Мама привыкла, что некоторые молодые люди желали польстить отцу, пытаясь произвести на того впечатление. Поэтому она достала из сумки путеводитель и пролистывала страницы, загибая уголки то тут, то там. В какой-то момент она наклонилась ко мне, чтобы я смог прочитать статью о военно-морской академии.

– Знаешь, я же была помолвлена с курсантом военно-морской академии до того, как встретила твоего отца. Я рассказывала тебе о нём, не так ли? Его звали Йель, – доверительно сообщила она.

– Йель? Что за имя такое? Неудивительно, что ты хотела, чтобы я тоже поступил туда, – попытался я поддержать разговор и улыбнулся, чтобы снять напряжение. Мама покраснела. Конечно, в тот момент в воздухе витал вопрос: не вышла ли она замуж «не за того человека»?

Тем временем Билл с непоколебимой верой произнёс:

– Я думаю, в Америке должны произойти фундаментальные изменения в области здравоохранения. Вот в чём я хочу участвовать. Желаю увидеть, как всеобщее право на медицинское лечение будет прописано в законах страны. Каждый, кто пожелает, должен иметь возможность обратиться к врачу. В Питтсбурге, например, не у всех имеется такая возможность.

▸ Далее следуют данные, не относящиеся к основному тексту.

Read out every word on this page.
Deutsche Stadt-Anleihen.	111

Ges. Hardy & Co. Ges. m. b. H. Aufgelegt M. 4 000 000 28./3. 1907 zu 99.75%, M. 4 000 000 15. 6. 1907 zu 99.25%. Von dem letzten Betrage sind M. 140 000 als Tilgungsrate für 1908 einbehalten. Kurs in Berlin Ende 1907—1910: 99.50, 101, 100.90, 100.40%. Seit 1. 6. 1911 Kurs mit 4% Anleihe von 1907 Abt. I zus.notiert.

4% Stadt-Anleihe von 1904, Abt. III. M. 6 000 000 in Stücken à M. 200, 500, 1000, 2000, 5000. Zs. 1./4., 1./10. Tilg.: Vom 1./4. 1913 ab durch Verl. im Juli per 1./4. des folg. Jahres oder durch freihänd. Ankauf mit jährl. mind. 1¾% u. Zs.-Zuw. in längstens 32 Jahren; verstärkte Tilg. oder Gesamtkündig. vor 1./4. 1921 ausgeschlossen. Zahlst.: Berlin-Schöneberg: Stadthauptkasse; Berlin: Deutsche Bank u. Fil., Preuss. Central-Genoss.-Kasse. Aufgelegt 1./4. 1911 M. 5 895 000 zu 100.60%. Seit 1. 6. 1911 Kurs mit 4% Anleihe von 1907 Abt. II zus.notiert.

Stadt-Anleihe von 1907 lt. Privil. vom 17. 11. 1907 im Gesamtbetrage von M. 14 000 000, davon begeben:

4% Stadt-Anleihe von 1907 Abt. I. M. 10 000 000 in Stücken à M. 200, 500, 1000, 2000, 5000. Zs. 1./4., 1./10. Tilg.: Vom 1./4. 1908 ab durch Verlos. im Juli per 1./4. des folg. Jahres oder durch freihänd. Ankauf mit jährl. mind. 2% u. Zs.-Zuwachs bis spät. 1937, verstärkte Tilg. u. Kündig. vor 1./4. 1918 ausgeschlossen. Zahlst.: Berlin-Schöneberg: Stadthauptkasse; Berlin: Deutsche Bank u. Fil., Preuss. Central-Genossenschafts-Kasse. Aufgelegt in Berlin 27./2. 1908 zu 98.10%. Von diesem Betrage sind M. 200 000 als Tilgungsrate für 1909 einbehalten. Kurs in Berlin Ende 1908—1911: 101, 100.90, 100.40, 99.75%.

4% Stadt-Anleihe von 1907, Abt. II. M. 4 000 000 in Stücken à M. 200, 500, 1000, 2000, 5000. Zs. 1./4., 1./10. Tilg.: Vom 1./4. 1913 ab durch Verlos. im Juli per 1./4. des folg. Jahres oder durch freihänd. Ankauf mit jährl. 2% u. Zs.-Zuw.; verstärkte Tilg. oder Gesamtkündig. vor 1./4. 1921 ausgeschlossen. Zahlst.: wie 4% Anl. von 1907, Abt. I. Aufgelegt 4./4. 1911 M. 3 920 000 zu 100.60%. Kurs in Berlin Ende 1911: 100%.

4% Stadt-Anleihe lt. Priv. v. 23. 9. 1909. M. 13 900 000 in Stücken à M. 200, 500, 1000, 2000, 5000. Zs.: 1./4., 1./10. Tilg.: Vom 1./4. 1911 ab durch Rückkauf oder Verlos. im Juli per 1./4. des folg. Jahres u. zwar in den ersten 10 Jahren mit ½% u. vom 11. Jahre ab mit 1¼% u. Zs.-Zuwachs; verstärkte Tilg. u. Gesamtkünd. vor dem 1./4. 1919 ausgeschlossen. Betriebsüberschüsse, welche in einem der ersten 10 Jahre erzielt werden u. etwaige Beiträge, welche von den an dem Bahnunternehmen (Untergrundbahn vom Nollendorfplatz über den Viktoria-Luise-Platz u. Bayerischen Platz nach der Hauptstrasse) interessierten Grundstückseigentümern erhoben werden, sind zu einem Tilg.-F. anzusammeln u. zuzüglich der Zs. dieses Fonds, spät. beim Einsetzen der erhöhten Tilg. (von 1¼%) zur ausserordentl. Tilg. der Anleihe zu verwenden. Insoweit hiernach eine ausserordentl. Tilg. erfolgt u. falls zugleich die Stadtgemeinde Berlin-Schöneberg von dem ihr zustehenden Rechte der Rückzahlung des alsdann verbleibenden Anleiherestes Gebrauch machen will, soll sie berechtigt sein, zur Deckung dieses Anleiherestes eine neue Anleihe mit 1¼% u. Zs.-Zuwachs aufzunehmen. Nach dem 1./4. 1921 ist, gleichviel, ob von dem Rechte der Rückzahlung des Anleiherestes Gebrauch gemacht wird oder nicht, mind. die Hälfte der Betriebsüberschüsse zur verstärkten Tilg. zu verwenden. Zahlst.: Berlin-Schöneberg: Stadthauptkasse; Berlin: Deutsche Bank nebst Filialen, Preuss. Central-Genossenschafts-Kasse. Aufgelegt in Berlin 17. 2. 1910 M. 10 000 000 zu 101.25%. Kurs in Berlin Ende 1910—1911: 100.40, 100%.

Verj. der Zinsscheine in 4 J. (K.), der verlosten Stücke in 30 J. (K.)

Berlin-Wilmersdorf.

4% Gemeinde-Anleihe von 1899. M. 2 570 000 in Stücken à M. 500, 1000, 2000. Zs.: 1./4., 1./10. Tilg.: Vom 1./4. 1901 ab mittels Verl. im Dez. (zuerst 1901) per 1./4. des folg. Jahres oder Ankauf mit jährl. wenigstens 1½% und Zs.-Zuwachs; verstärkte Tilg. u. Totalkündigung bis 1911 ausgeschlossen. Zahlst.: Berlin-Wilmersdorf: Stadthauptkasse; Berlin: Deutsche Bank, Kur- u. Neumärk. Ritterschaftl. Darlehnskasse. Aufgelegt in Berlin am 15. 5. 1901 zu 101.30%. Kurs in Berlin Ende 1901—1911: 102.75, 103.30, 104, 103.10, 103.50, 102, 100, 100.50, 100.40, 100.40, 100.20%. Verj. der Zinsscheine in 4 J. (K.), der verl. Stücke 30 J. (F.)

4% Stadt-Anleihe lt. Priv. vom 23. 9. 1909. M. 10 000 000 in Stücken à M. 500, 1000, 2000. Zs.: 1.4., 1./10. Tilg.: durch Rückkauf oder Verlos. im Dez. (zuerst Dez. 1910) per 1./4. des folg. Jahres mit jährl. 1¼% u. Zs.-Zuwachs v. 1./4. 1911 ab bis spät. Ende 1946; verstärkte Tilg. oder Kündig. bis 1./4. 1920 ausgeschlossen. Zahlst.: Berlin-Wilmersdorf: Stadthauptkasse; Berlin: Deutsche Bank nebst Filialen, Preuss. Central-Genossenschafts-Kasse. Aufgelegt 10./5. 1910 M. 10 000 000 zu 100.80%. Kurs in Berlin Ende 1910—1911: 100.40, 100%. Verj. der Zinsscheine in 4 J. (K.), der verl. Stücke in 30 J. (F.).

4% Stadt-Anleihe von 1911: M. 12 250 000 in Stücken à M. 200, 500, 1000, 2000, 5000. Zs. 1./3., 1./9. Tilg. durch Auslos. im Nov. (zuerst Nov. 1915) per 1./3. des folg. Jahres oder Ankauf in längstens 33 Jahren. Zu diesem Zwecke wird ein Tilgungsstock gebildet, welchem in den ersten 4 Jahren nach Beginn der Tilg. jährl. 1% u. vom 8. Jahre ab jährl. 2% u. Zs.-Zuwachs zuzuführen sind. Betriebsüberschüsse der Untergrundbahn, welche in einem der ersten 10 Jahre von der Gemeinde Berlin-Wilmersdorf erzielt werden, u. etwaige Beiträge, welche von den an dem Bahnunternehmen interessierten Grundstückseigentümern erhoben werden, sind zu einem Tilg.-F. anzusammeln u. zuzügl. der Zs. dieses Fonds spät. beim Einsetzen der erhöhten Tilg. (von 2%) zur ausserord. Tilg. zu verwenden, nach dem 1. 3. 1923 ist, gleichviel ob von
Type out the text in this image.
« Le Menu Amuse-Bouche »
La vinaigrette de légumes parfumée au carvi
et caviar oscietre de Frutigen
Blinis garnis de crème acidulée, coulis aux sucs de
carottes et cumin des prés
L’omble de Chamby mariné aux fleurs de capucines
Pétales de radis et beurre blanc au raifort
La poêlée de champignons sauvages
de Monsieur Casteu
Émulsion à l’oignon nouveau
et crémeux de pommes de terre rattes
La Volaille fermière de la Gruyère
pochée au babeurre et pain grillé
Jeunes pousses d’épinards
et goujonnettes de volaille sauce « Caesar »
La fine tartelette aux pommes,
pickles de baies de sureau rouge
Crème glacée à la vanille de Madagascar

После окончания трапезы я ещё долго думал о Билле. Он представлял для меня загадку. Проучился два года в другом университете, а затем выбросил на ринг полотенце, чтобы начать всё сначала – первокурсником в Святом Иоанне, чтобы следовать своим идеалам. Я не встречал никого похожего на него. Что это значило? Хотя бы то, что он был по крайней мере на два года старше меня. Это в сочетании с папиным вниманием к нему только усиливало его авторитет. Я поклялся себе, что мы подружимся и я смогу брать с него пример, чтобы папа считал меня лучше.

* * *

Кампус Святого Иоанна неожиданно оказался прекрасным местом для жизни. Гигантские столетние дубы были щедро разбросаны среди лужаек перед домом. На некоторых из них даже имелись таблички с названием и годом посадки. Большая лужайка позади здания, не менее тысячи ярдов длиной, вела к реке Северн. Кирпичные дорожки соединяли библиотеку с учебными корпусами, а общежития выходили на небольшой четырёхугольный двор. Все окна были открыты, и я мог слышать обрывки голоса Джони Митчелла и колючие аккорды электрогитары.

Студенческий говор лился отовсюду. Он скапливался в маленьких подвальных уголках зданий, выстроенных в стиле федеральной архитектуры, и плавно перетекал на двор и лужайку. Все люди казались любознательными, красноречивыми и жестикулирующими: казалось, что они стараются приводить свои аргументы с помощью рук. Я удивлялся, откуда у них столько мыслей, которые нужно высказать. И почему им нужно говорить об этом публично.